I've never seen a "published" schedule for UP trains but I did work in Schedule Control where we had a 24/7 operation to schedule priority trains across the UP system, this back in
the 1980 time period. We typically would monitor the status of the inbound connections (i.e., #247 off the C&NW) and then provide North Platte with the instructions on when to
expect the trains and what connections should be made, when scheduled freight trains might be held for a late connection, etc.
The hottest trains were normally the auto parts trains (2) and the UPS connections. Back then Amtrak was also a hot train and we took pride in keeping it on schedule. Each train had
a scheduled time of arrival and departure but that was all on our timesheets (typed back then) where we logged the OS reports from dispatchers. Going to a 24-hour clock, as we do
now, would have been very advantageous, particularly during the winter months when we had major storm delays hit western Nebraska and Wyoming.

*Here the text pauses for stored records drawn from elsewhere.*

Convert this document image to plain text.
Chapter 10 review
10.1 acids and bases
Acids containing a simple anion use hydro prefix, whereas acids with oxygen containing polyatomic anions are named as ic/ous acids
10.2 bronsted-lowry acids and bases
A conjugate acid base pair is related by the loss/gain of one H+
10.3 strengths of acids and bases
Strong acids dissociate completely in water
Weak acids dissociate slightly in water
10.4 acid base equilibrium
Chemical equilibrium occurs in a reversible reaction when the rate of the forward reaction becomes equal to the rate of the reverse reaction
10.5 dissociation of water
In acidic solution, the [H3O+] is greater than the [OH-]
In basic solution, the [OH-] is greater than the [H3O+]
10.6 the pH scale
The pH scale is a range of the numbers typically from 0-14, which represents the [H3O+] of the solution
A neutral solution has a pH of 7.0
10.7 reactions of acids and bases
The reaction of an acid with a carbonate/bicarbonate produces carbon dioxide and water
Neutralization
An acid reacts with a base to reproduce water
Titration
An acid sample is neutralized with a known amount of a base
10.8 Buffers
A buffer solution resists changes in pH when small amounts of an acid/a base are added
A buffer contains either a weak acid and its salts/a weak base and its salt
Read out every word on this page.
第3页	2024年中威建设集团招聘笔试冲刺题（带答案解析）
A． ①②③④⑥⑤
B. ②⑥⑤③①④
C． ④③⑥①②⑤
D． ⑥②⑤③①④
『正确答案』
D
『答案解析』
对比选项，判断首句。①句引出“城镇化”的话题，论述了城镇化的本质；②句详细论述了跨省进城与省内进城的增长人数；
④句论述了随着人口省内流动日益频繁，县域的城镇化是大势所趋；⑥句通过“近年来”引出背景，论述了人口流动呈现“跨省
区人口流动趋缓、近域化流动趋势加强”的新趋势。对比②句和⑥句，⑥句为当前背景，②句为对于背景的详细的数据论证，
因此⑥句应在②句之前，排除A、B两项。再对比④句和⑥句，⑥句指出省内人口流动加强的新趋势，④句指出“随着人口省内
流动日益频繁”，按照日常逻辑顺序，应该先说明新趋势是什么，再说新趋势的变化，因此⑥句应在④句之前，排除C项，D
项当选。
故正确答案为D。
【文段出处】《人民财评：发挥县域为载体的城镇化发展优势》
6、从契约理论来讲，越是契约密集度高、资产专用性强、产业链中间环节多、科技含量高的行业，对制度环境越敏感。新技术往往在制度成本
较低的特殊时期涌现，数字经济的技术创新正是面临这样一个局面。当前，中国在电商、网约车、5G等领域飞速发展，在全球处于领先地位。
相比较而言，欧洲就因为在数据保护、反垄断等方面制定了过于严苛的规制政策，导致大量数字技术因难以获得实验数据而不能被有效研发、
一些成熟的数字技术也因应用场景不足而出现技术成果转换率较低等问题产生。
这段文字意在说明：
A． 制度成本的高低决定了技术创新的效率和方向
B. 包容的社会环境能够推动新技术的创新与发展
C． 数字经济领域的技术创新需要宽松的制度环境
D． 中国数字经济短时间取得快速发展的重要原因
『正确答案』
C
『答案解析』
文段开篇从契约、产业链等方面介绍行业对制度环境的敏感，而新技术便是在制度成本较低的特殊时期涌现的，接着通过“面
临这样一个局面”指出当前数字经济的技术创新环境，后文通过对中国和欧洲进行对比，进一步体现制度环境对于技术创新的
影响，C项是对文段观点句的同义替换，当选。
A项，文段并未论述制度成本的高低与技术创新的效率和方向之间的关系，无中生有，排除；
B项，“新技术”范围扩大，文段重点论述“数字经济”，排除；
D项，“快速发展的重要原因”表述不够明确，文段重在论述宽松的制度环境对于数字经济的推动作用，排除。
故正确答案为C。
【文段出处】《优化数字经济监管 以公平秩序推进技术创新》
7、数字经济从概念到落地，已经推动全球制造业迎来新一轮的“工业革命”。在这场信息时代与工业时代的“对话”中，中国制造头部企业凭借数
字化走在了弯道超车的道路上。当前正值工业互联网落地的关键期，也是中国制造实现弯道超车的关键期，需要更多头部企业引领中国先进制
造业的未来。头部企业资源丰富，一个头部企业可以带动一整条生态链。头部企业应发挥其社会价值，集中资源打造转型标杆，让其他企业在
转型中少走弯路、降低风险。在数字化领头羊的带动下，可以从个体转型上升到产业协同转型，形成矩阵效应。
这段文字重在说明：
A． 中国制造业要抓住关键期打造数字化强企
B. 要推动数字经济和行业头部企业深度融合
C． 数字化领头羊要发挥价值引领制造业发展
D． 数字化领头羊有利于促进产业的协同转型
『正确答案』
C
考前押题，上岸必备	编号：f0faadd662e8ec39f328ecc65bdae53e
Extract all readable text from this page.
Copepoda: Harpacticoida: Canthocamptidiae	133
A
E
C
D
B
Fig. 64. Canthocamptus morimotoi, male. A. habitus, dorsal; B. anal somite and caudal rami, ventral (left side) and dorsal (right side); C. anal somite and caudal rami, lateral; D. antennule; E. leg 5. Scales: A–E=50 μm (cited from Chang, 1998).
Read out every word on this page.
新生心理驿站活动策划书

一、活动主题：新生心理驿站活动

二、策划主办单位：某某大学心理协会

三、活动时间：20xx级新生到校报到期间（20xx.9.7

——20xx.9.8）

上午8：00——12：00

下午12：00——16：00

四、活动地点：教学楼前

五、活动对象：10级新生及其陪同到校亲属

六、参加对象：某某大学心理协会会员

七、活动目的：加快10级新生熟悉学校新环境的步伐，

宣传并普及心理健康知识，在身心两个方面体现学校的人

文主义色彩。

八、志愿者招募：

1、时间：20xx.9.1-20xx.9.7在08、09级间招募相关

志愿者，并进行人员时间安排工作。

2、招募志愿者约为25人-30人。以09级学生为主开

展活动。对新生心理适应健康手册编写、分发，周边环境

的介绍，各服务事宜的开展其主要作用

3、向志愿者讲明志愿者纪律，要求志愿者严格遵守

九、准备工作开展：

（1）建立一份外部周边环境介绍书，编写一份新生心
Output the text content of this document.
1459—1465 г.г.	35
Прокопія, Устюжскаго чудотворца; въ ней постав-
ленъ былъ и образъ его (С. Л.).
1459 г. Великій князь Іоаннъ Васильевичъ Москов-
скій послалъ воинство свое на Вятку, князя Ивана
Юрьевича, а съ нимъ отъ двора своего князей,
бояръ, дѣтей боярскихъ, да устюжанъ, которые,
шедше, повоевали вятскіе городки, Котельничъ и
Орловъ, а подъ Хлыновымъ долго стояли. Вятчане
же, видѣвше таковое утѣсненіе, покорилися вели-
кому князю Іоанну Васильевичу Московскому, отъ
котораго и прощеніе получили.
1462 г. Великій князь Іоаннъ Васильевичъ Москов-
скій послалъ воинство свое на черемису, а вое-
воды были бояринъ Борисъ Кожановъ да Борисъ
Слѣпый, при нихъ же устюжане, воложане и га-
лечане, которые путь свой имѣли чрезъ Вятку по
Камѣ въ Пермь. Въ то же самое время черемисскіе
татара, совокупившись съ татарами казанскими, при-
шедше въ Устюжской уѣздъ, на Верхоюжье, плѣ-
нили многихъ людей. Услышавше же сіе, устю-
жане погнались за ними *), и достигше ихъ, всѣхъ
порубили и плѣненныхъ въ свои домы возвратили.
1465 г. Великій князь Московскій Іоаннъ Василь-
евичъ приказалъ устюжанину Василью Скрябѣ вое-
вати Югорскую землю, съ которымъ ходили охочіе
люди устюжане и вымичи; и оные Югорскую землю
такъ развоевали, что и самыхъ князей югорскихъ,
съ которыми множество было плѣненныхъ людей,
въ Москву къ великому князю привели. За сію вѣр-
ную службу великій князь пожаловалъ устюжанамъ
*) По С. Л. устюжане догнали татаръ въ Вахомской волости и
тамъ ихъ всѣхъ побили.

One of the few areas where we disagreed with our boss on was the desire to keep drag freights at 125 cars or more. During cold snaps it would often take 2-4 hours just to pump the air up
in the yard at North Platte (westbound was our emphasis) and if a train made a stop enroute, say for a meet, the -20 degree temps would produce more delays because it would still
take 20-30 minutes to release air on the 150 car monsters they insisted on running during the winters (to save labor costs). That's when an office job looked pretty good.
There may have printed schedules outside our office but I never saw any and computers were mainframe only around UP back then.